— Мне очень скучно и непонятно здесь. Ссылка. И конца ее я не вижу. Вы единственный человек, и такой... Здесь грубые и некультурные люди. Мало того, некрасивые, обрубки.
— Не верно. Здесь хорошие люди, — горячо возразил Дубенко, — замечательные. Перед ними нужно преклоняться.
— Ширпотреб, — коротко и зло бросила она.
Дубенко поднялся, уперся о стол полусогнутыми кулаками, больно, до хруста, и тихо процедил сквозь зубы:
— Вы мешаете мне...
— Занят?
— Если бы я даже был тем лоботрясом, который вам больше всего подходит, и тогда я бы сказал вам — «занят».
— Вы меня хотите оскорбить?
— Оставьте меня.
— Вы просто грубиян.
— И некультурный обрубок. Одним вашим словом — ширпотреб?
— Хотя бы.
Густая краска пятнами вспыхнула на ее красивом лице, она быстро и умело натянула перчатки, встала и ушла, не поклонившись ему.
«Какая глупая, невозможно глупая история», — опускаясь в кресло, подумал Дубенко. Вошедший почти вслед за ее уходом Рамодан недоуменно всмотрелся в его лицо.
— Опять печаль, Богдане?
— Все хорошо, Рамодан, — Дубенко крепко пожал его руку, — все замечательно, друг.
— Друг? Впервой ты меня так повеличал. Но что факт, то факт. А я было перелякался. Думаю, опять хуже с Валюшкой. Машина машиной, а человек человеком, тем более такой близкий, как жена. Чтобы понять это, надо потерять. Как тяжко-важко когда один. Вот я — в работе ничего, как один остаюсь, хоть волком вой. Один. Слово-то какое-то непривычное. Сегодня вспомнил своего гончака[2]

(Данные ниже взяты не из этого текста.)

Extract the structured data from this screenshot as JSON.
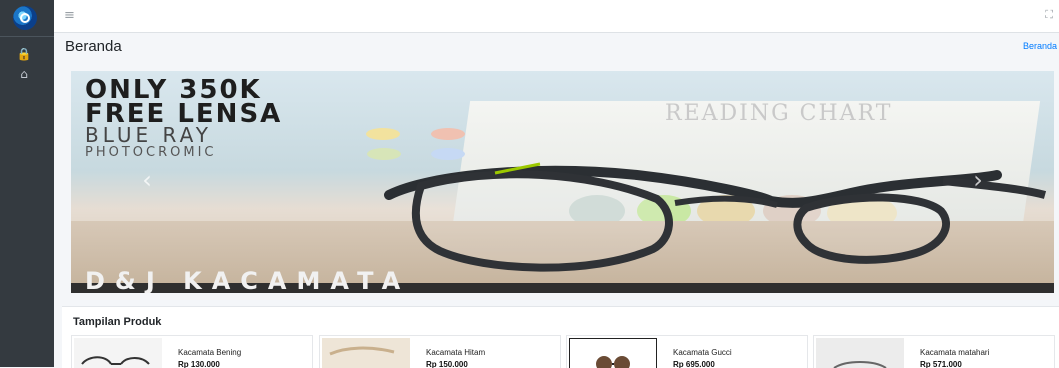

— в городе бросил. Хорош был гончак. Видать, когда много общего, о своем не думаешь, а кончаешь общее, и начинает мутить тебя свое, личное, малюненькое. Тут и начинаешь припоминать не только жинку с детишками, что и полагается, а и какого-то гончака, хай он сказится.Рамодан сидел в кресле, внимательно, по ходу своих мыслей, рассматривая свои опухшие кулаки. Вначале один, потом другой, потом по очереди все пальцы. Следы незаживающих на морозе ссадин и отметин (горячим железом, что-ли), ладони, затвердевшие от мозолей. У Дубенко тоже были такие же руки, а до этого он как-то не обращал на них внимания. Завернув рукав ватника, он также принялся поворачивать и рассматривать обожженные трудом руки. Повыше кисти сохранился еще загар — следы посещения Грузии — всего в мае этого года... Богдан встретился глазами с Рамоданом, и на лицах их одновременно прошла понимающая и несколько горькая улыбка. Потом каждый встряхнулся, и улыбка стала лучше, добрее.
— Не руки, а кочерыжки, — сказал Рамодан, — можно в печке шуровать.
— Приведем когда-нибудь в порядок кочерыжки, Рамодан. А в общем стыдно — просто неряхи...
— Может и так, — согласился Рамодан, — дойдем когда-нибудь до вольной горячей воды, Богдане. Жинку сегодня не проведывал?
— Нет.
— Надо съездить, Богдане.
— Вот только я об этом подумал. Недавно звонили опять оттуда. Как будто привязалась ангина. Профессор успокаивает, но не могу... должен сам. Когда-нибудь, может быть, проверят наше поведение и обвинят — в такое тяжелое время занимались пустыми делами.
— Что за пустые дела?
— Ну, как же! Умирают миллионы, и тут беспокоит здоровье одной маленькой женщины, — не генерала, не солдата, просто своей жены. Бросаешь завод, мчишься в больницу. Тут самолетов ждут как хлеб, а ты чувствуешь, что мысль о здоровье этого «ни генерала ни солдата» больше беспокоит, больше давит на мозги. Иначе не могу, Рамодан. Осматривал вчера машину, а мысли все там, с Валей. Не положено так директору, ничего не попишешь. А ну тебя, сам виноват. Притопал с этим гончаком... А ведь верно — страшно. Остался один, бегает, ищет тебя, а потом сядет где-нибудь возле пожарища, и завоет...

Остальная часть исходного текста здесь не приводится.